Why we’re not blogging about Referral Spam
The sky is not falling in. Then end of the world is NOT nigh. Keep calm and keep measuring (using good data practices). No, referral spam is not the disaster many so-called experts would have you think.
One (true) expert, Brian Clifton has blogged about solid practices you should employ (we do!) on your Google Analytics accounts to protect yourselves from the irritating referral spam – https://goo.gl/r2Hqa6
This is a solid article with reasonable comments too although my preference is to keep the ‘fix’ in the GA config using the filters as described rather than using htaccess mods. The fix is specific to GA so my preference is not to pollute other systems – keep the fix decoupled from other systems.
Whilst the suggested filters are good practice and are representative of a solid GA install (these techniques are just good practice) they are not going to stop ALL referral spam. We’re still vulnerable to Measurement Protocol injection.
Is this a bad thing? Does this reflect badly on GA as a vulnerability?
We consider event tracking, virtual pageviews, transaction tracking carefully as part of ‘data quality’. The measurements we take are not trivial decisions and such care is required in all aspects of data capture – both intentional and accidental.
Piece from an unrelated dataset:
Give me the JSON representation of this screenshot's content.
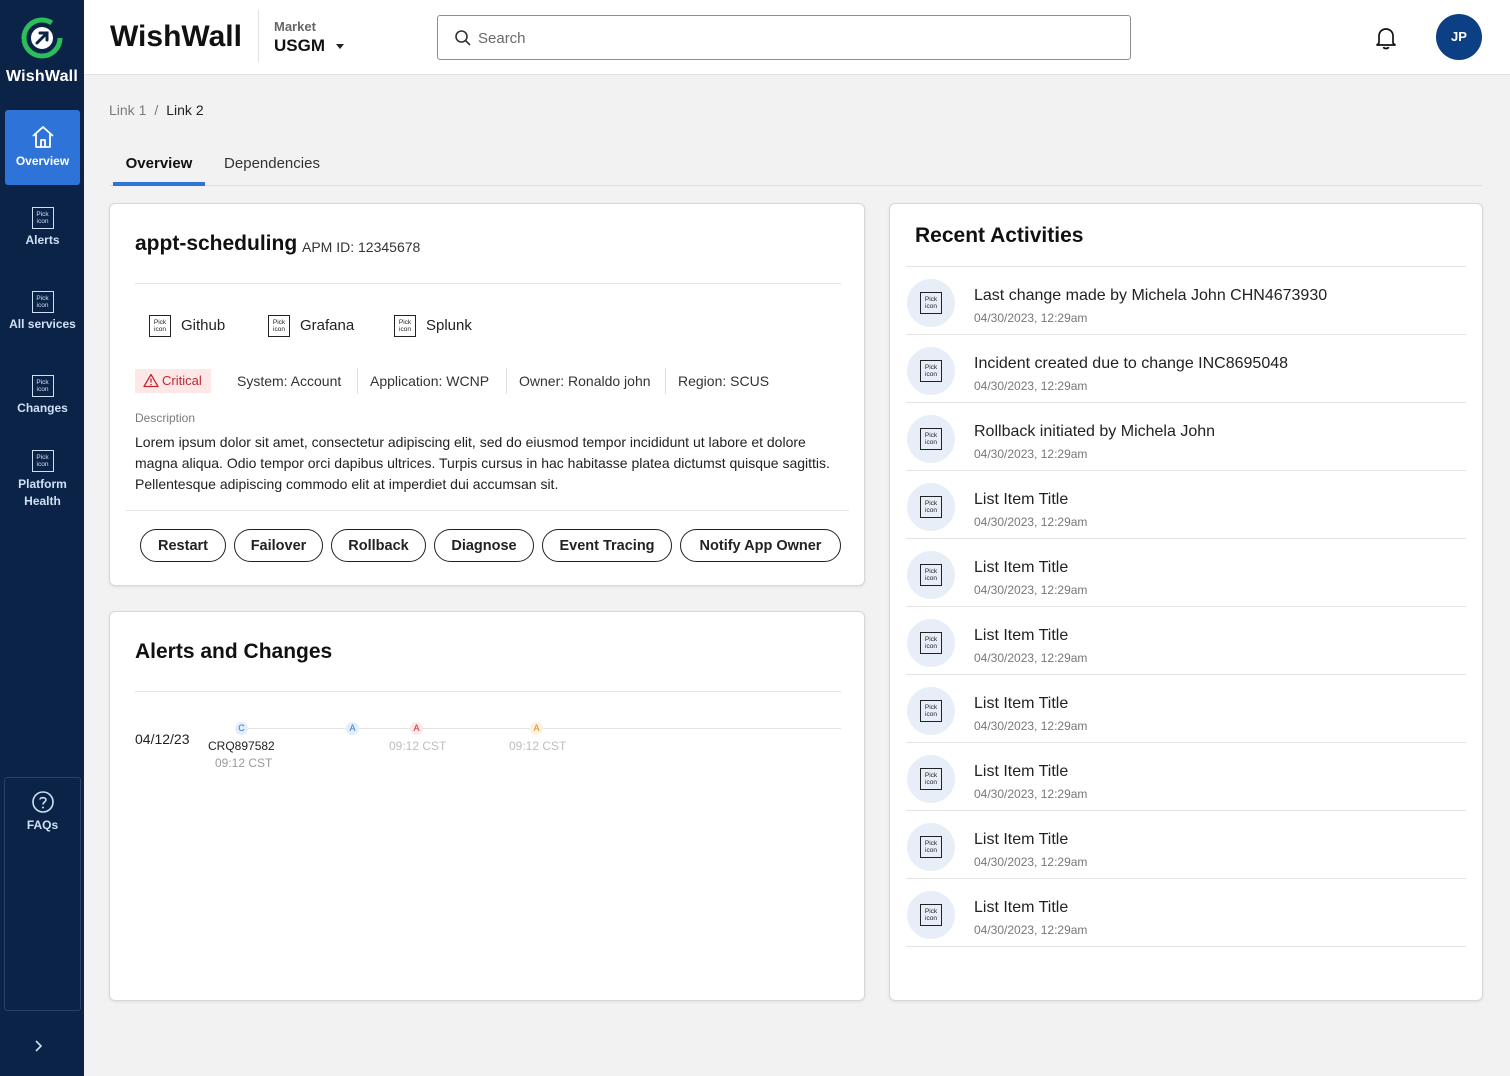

In striving for high quality data we consider how we use the data, what it’s for, who will use it and how to deliver it. We make choices to normalise and sanitise data to make it actionable and fit for purpose. If we have data pollution, we act to mitigate. Referral spam falls under the banner of pollution. We deal with it.
The effort required to deal with the pollution isn’t massive. The urgency you apply to the fix will depend on the impact on your data. If referral spam is high enough to impact your data to an appreciable degree, it’s quite possible spam is less of an issue than the data volume you’re collecting anyway. By that, I mean if your data volume is small enough to be impacted by spam, was the data actionable in the first place? Was it rich enough to base reliable business decisions on? Were you making calls on insignificant data?
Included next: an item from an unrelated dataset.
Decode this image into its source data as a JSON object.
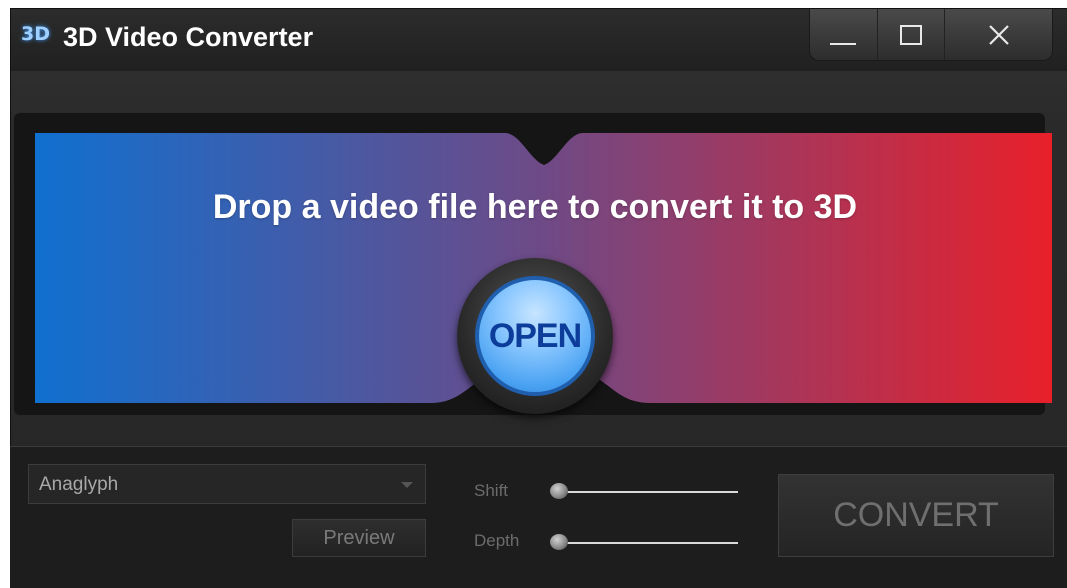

Now, I’d be ASTONISHED if the Google Analytics team weren’t aware of the issue. Indeed, the addition of the ‘Exclude all hits from known bots and spiders’ functionality is evidence that Google DO take ‘automatic’ data quality serious enough to act on it.
Take the advice Brian gives in his article. Act on it. Use your data wisely and appropriately. Be aware of changes in GA that can help you. I’ve no doubt Brian will add some notes to his post when Google add further support – we will.
In the mean time, be ‘grown up’ about your data. Don’t spread unnecessary hysteria.